The borrower attended the mediation without the assistance of a housing counselor or attorney. He appeared without completing a worksheet or supplying supporting financial information. He was unable to prove that he could afford to satisfy the mortgage arrears payments in a modified lower interest loan. The borrower subsequently hired a housing counselor who assisted with preparing and submitting his proofs. The lender agreed to reconsider the borrower’s request to negotiate a loan modification and adjourned the sheriff’s sale again. The lender ultimately concluded the borrower could not satisfy the terms of the loan modification, and moved forward with a new date for a sheriff’s sale. The lower court denied the borrower’s motion for another stay. The lender purchased the property for $100.

Prior to the expiration of the ten day redemption period, the borrower filed an emergent motion seeking additional time to redeem the property. The court granted the motion, having heard the borrower testify that the lender had not reviewed his most recent proposal for a loan modification. The lender, after considering the borrower’s additional submissions, again denied his proposal for modification. It believed that the borrower could not satisfy the payments on a modified loan. The borrower filed another emergent motion to extend the redemption period, but the motion was denied.
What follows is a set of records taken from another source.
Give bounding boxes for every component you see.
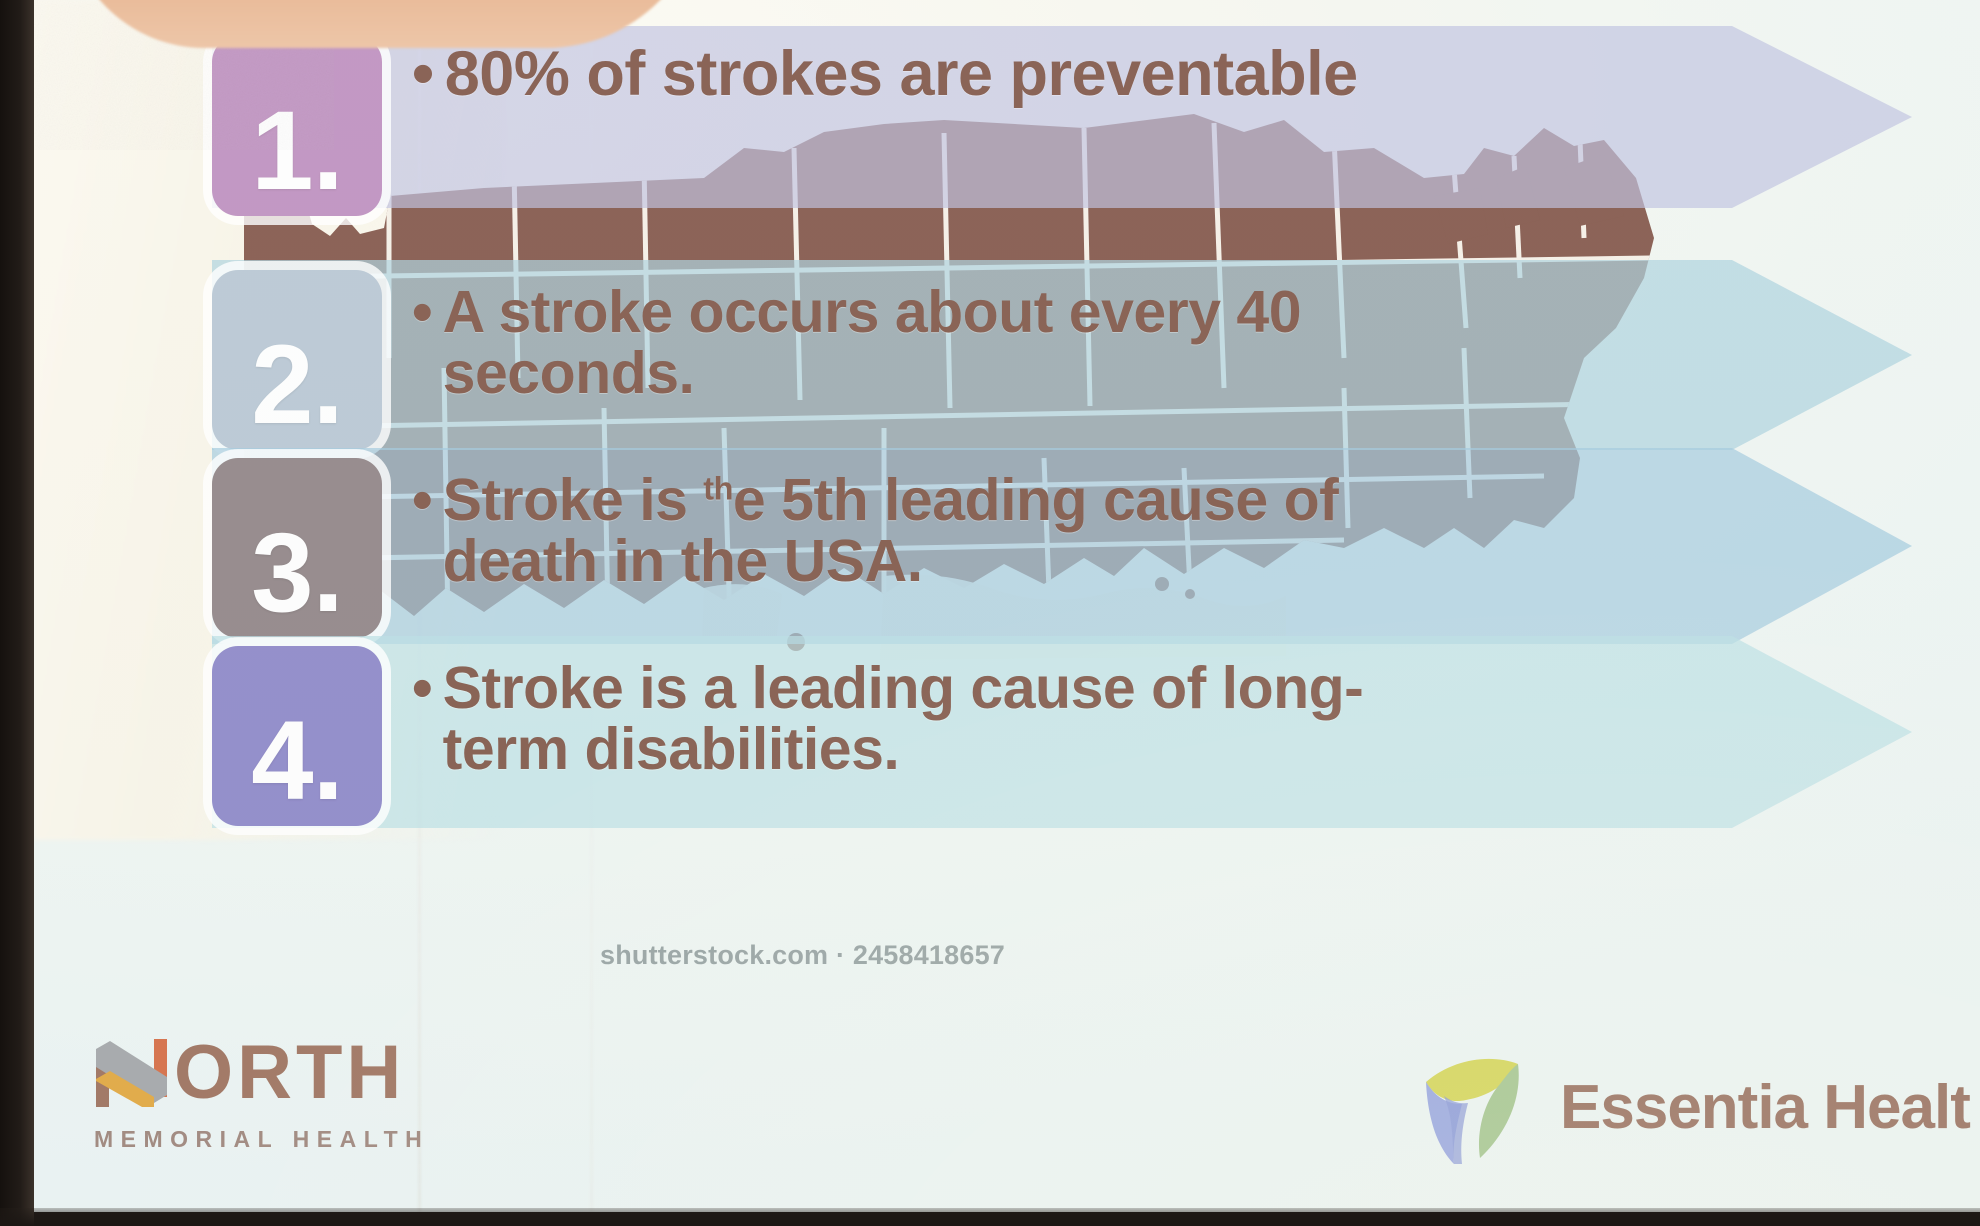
fact-text-4: •Stroke is a leading cause of long- term…	[412, 658, 1742, 781]
bullet-4: •	[412, 658, 443, 719]
fact-line-3-1: •Stroke is the 5th leading cause of	[412, 470, 1742, 531]
bullet-2: •	[412, 282, 443, 343]
essentia-leaf-icon	[1414, 1046, 1534, 1168]
fact-number-badge-4: 4.	[212, 646, 382, 826]
fact-line-4-1: Stroke is a leading cause of long-	[443, 655, 1364, 721]
essentia-health-logo: Essentia Healt	[1414, 1046, 1970, 1168]
fact-number-4: 4.	[251, 706, 342, 826]
fact-line-3-2: death in the USA.	[412, 531, 1742, 592]
screen-bezel-left	[0, 0, 34, 1226]
bullet-3: •	[412, 470, 443, 531]
fact-text-3: •Stroke is the 5th leading cause of deat…	[412, 470, 1742, 593]
north-memorial-health-logo: ORTH MEMORIAL HEALTH	[94, 1030, 514, 1153]
slide-surface: 1. •80% of strokes are preventable 2. •A…	[34, 0, 1980, 1212]
fact-number-2: 2.	[251, 330, 342, 450]
north-wordmark-text: ORTH	[174, 1039, 405, 1107]
fact-number-badge-2: 2.	[212, 270, 382, 450]
north-tagline: MEMORIAL HEALTH	[94, 1126, 514, 1153]
fact-text-2: •A stroke occurs about every 40 seconds.	[412, 282, 1742, 405]
fact-line-1-1: 80% of strokes are preventable	[445, 39, 1358, 109]
shutterstock-watermark: shutterstock.com · 2458418657	[600, 940, 1005, 971]
essentia-wordmark-text: Essentia Healt	[1560, 1072, 1970, 1143]
fact-line-2-2: seconds.	[412, 343, 1742, 404]
fact-text-1: •80% of strokes are preventable	[412, 42, 1742, 108]
fact-line-4-2: term disabilities.	[412, 719, 1742, 780]
fact-line-2-1: A stroke occurs about every 40	[443, 279, 1301, 345]
fact-number-badge-1: 1.	[212, 36, 382, 216]
fact-number-badge-3: 3.	[212, 458, 382, 638]
fact-number-3: 3.	[251, 518, 342, 638]
ordinal-superscript: th	[703, 470, 733, 506]
photo-of-projected-slide: 1. •80% of strokes are preventable 2. •A…	[0, 0, 1980, 1226]
north-n-mark-icon	[94, 1035, 172, 1111]
screen-bezel-bottom	[0, 1208, 1980, 1226]
fact-number-1: 1.	[251, 96, 342, 216]
bullet-1: •	[412, 42, 445, 108]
The borrower appealed, arguing that he was denied a meaningful opportunity to participate in the foreclosure mediation process because previously he had been unrepresented by a housing counselor or attorney.

On appeal, the Appellate Division affirmed the lower court’s use of discretion in denying the borrower’s request for a further extension to redeem. The Court explained the foreclosure mediation process was created in response to the mortgage foreclosure crisis, and that courts were directed to encourage mediation in all foreclosure cases whenever a homeowner files opposition in a foreclosure proceeding. In this matter, the lower court gave the borrower all necessary information and instructions regarding completion of the worksheet and a list of housing counselors and attorneys who could assist the borrower in the mediation. The Court said that although the borrower attended the mediation unassisted, he acquired effective assistance after the mediation from an able housing counselor and assembled his proofs for the lender’s review. The lender gave ample extensions to engage in negotiations with the borrower, even after the redemption period began. Unfortunately, the borrower’s financial disclosures revealed an inability to satisfy the debt, even under a modified loan. The Court concluded that the borrower was afforded all of the benefits the mediation program was designed to provide, and was not treated unfairly in this forum.